As far as what is normal in a sexual relationship, I don’t think there is a normal. In a marriage, I think normal is to respect one another, to give and take…sometimes giving perhaps more than taking when issues are in the way of being able to enjoy sex fully, meeting the other’s reasonable needs as best as possible.
I don’t want Tim to always wait for me to be in the mood. That only breeds more problems for us. I like it that he asks me, and I like it that he wants me to be fully involved and enjoying sex, but because of my physical problems now, that is not always possible. When I tell him it’s okay for him to go ahead and have sex regardless, I want him to take me up on it. I don’t believe the other person should have to suffer on a regular basis because of my problems. This is where you need to sit down with you wife and tell her how you feel and what you need and discuss how best to work it out. (i.e., you need sex once a week.
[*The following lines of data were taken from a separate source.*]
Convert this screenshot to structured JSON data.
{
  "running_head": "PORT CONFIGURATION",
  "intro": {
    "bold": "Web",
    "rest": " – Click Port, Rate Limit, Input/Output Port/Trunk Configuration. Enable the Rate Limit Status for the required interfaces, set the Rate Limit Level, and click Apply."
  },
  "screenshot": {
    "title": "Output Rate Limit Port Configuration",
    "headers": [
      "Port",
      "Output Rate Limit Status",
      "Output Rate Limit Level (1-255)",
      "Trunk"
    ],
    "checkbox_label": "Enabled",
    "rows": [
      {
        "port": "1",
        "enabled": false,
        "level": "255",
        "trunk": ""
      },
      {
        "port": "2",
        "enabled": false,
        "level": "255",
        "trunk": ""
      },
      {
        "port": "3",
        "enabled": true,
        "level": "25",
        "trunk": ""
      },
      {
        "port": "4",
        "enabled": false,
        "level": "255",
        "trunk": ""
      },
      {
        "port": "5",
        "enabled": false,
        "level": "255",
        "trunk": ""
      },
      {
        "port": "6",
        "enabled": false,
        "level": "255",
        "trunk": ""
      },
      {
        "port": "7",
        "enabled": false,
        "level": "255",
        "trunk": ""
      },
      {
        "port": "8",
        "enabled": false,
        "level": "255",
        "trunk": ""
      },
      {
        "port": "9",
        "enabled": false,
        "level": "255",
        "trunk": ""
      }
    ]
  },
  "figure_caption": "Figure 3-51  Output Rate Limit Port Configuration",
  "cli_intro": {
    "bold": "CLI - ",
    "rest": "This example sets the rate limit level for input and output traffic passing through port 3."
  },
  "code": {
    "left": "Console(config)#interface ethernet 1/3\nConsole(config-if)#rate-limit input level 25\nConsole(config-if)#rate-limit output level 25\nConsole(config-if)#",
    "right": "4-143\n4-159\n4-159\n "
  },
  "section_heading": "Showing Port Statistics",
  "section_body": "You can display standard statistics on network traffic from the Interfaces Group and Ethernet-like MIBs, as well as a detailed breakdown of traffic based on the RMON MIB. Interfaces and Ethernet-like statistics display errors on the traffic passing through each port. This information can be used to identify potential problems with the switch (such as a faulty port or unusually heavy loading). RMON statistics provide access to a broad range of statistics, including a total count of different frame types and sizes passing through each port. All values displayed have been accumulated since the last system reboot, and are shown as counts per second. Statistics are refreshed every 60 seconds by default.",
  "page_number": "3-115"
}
Would she mind if you had sex even if she wasn’t in the mood, or can she fulfill your needs without intercourse, etc.?)
Sometimes, it’s the other way around. Wives have greater sexual needs than their husbands and, of course, intercourse isn’t possible when the husband isn’t aroused, but he can meet her needs other ways. I think the problem comes when one feels rejected or like they are a failure. Those
feelings need to be worked through and those issues faced. I’m also wondering if during those times when she was able to really be free in a sexual situation, if it brought out more guilt and shame for her. Sometimes, we can feel it is bad or wrong, or we can feel like a slut for enjoying sex.